La scène politique québécoise réclame la tête de Michael Rousseau, PDG d’Air Canada, pour un message de condoléances en anglais seulement destiné aux personnes touchées par la collision d’un avion à l’aéroport Laguardia, à New York.
La vidéo a été diffusé lundi sur la page Facebook d’Air Canada. M. Rousseau commence avec «Hello, bonjour», puis poursuit son message entièrement en anglais. La vidéo est soutitrée dans les deux langues officielles.
Or, Air Canada est soumise à la Loi sur les langues officielles. C’était une des conditions de la privatisation du transporteur aérien dans les années 1980. Les services et les communications de l’entreprise doivent donc être disponibles dans les deux langues.
D’autant plus qu’un des deux pilotes ayant perdu la vie dans l’accident est Antoine Forest, un Québécois francophone. Les autres membres de l’équipage étaient également francophones, y compris l’agente de bord qui a survécu malgré son éjection de l’appareil.
Sur X, le chef du Bloc québécois, Yves-François Blanchet, a invité M. Rousseau à se poser des questions sur son avenir. «À la lumière de ce manque de respect triste et grossier à l’endroit des proches et de la famille du pilote de Coteau-du-Lac, Antoine Forest, Québécois francophone, le patron d’Air Canada doit se demander très sérieusement s’il ne s’est pas clairement disqualifié pour la fonction qu’il occupe.»
«Si M. Rousseau n’est pas en mesure de remplir les exigences linguistiques de base liées à ses fonctions, il doit tirer les conséquences qui s’imposent et quitter son poste», affirme pour sa part la coporte-parole de Québec solidaire, Ruba Ghazal.
«Cette situation est inacceptable.
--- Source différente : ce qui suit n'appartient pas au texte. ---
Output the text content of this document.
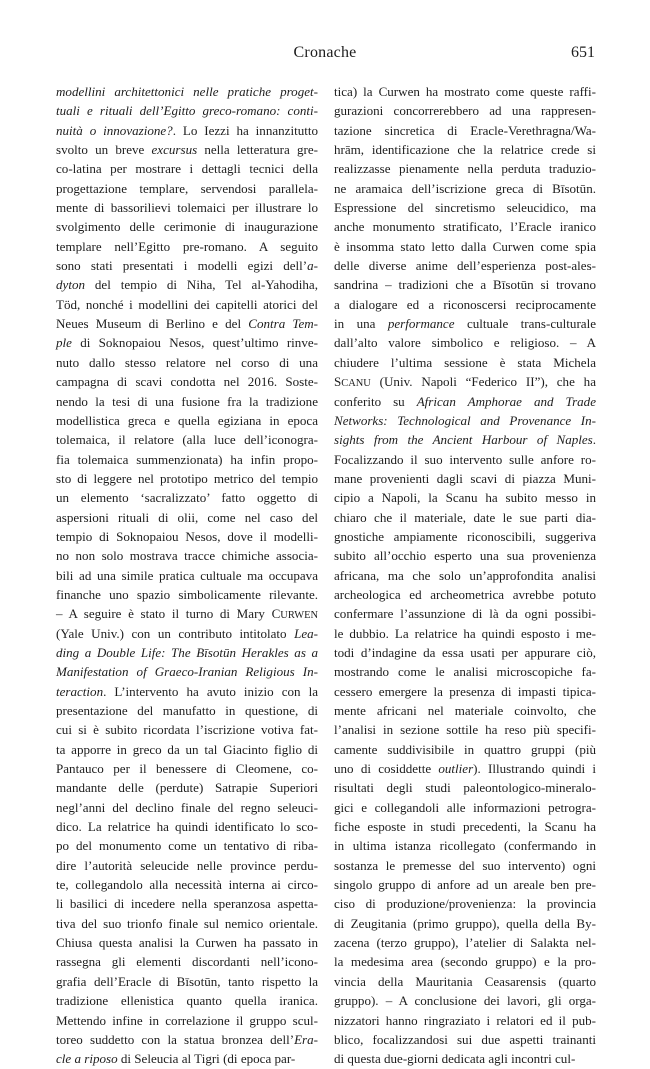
Cronache	651
modellini architettonici nelle pratiche proget-
tuali e rituali dell’Egitto greco-romano: conti-
nuità o innovazione?. Lo Iezzi ha innanzitutto
svolto un breve excursus nella letteratura gre-
co-latina per mostrare i dettagli tecnici della
progettazione templare, servendosi parallela-
mente di bassorilievi tolemaici per illustrare lo
svolgimento delle cerimonie di inaugurazione
templare nell’Egitto pre-romano. A seguito
sono stati presentati i modelli egizi dell’a-
dyton del tempio di Niha, Tel al-Yahodiha,
Töd, nonché i modellini dei capitelli atorici del
Neues Museum di Berlino e del Contra Tem-
ple di Soknopaiou Nesos, quest’ultimo rinve-
nuto dallo stesso relatore nel corso di una
campagna di scavi condotta nel 2016. Soste-
nendo la tesi di una fusione fra la tradizione
modellistica greca e quella egiziana in epoca
tolemaica, il relatore (alla luce dell’iconogra-
fia tolemaica summenzionata) ha infin propo-
sto di leggere nel prototipo metrico del tempio
un elemento ‘sacralizzato’ fatto oggetto di
aspersioni rituali di olii, come nel caso del
tempio di Soknopaiou Nesos, dove il modelli-
no non solo mostrava tracce chimiche associa-
bili ad una simile pratica cultuale ma occupava
finanche uno spazio simbolicamente rilevante.
– A seguire è stato il turno di Mary CURWEN
(Yale Univ.) con un contributo intitolato Lea-
ding a Double Life: The Bīsotūn Herakles as a
Manifestation of Graeco-Iranian Religious In-
teraction. L’intervento ha avuto inizio con la
presentazione del manufatto in questione, di
cui si è subito ricordata l’iscrizione votiva fat-
ta apporre in greco da un tal Giacinto figlio di
Pantauco per il benessere di Cleomene, co-
mandante delle (perdute) Satrapie Superiori
negl’anni del declino finale del regno seleuci-
dico. La relatrice ha quindi identificato lo sco-
po del monumento come un tentativo di riba-
dire l’autorità seleucide nelle province perdu-
te, collegandolo alla necessità interna ai circo-
li basilici di incedere nella speranzosa aspetta-
tiva del suo trionfo finale sul nemico orientale.
Chiusa questa analisi la Curwen ha passato in
rassegna gli elementi discordanti nell’icono-
grafia dell’Eracle di Bīsotūn, tanto rispetto la
tradizione ellenistica quanto quella iranica.
Mettendo infine in correlazione il gruppo scul-
toreo suddetto con la statua bronzea dell’Era-
cle a riposo di Seleucia al Tigri (di epoca par-
tica) la Curwen ha mostrato come queste raffi-
gurazioni concorrerebbero ad una rappresen-
tazione sincretica di Eracle-Verethragna/Wa-
hrām, identificazione che la relatrice crede si
realizzasse pienamente nella perduta traduzio-
ne aramaica dell’iscrizione greca di Bīsotūn.
Espressione del sincretismo seleucidico, ma
anche monumento stratificato, l’Eracle iranico
è insomma stato letto dalla Curwen come spia
delle diverse anime dell’esperienza post-ales-
sandrina – tradizioni che a Bīsotūn si trovano
a dialogare ed a riconoscersi reciprocamente
in una performance cultuale trans-culturale
dall’alto valore simbolico e religioso. – A
chiudere l’ultima sessione è stata Michela
SCANU (Univ. Napoli “Federico II”), che ha
conferito su African Amphorae and Trade
Networks: Technological and Provenance In-
sights from the Ancient Harbour of Naples.
Focalizzando il suo intervento sulle anfore ro-
mane provenienti dagli scavi di piazza Muni-
cipio a Napoli, la Scanu ha subito messo in
chiaro che il materiale, date le sue parti dia-
gnostiche ampiamente riconoscibili, suggeriva
subito all’occhio esperto una sua provenienza
africana, ma che solo un’approfondita analisi
archeologica ed archeometrica avrebbe potuto
confermare l’assunzione di là da ogni possibi-
le dubbio. La relatrice ha quindi esposto i me-
todi d’indagine da essa usati per appurare ciò,
mostrando come le analisi microscopiche fa-
cessero emergere la presenza di impasti tipica-
mente africani nel materiale coinvolto, che
l’analisi in sezione sottile ha reso più specifi-
camente suddivisibile in quattro gruppi (più
uno di cosiddette outlier). Illustrando quindi i
risultati degli studi paleontologico-mineralo-
gici e collegandoli alle informazioni petrogra-
fiche esposte in studi precedenti, la Scanu ha
in ultima istanza ricollegato (confermando in
sostanza le premesse del suo intervento) ogni
singolo gruppo di anfore ad un areale ben pre-
ciso di produzione/provenienza: la provincia
di Zeugitania (primo gruppo), quella della By-
zacena (terzo gruppo), l’atelier di Salakta nel-
la medesima area (secondo gruppo) e la pro-
vincia della Mauritania Ceasarensis (quarto
gruppo). – A conclusione dei lavori, gli orga-
nizzatori hanno ringraziato i relatori ed il pub-
blico, focalizzandosi sui due aspetti trainanti
di questa due-giorni dedicata agli incontri cul-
Le PDG de la plus grande compagnie aérienne du pays, qui dessert quotidiennement des millions de francophones et qui reçoit de l’argent public, doit être capable d’offrir ses condoléances à la famille d’un de ses employés francophones, c’est la moindre des choses.»
Selon divers médias, le premier ministre François Legault et le ministre Simon Jolin-Barrette ont également réclamé la démission de Michael Rousseau à leur arrivée à l’Assemblée nationale mardi.
Le premier ministre du Canada, Mark Carney, a affirmé que le premier ministre a «manqué de jugement», sans demander sa démission.
Michael Rousseau a été convoqué par le Comité permanent des langues officielles pour s’expliquer.
Un récidiviste
Ce n’est pas la première fois que Michael Rousseau devient la cible de tirs groupés pour l’absence de français dans ses communications. En 2021, il a prononcé un discours entièrement en anglais lors d’un passage devant la Chambre de commerce du Montréal métropolitain.
Questionné sur l’absence du français dans un événement public à Montréal, le PDG d’Air Canada n’a offert ni explication ni excuses. Il a plutôt affirmé qu’il vivait à Montréal depuis 14 ans sans avoir à parler français «et que c’est tout à l’honneur de Montréal».
Il s’est excusé quelques jours plus tard et a promis d’apprendre le français. Quatre ans plus tard, il se faisait toujours critiquer pour sa non-maîtrise de la langue de Molière.
Sous sa gouverne, Air Canada a été visé plusieurs fois par le Commissariat aux langues officielles pour le manque de services en français. Depuis le discours de novembre 2021, le Commissariat a reçu plus de 3000 plaintes concernant Air Canada.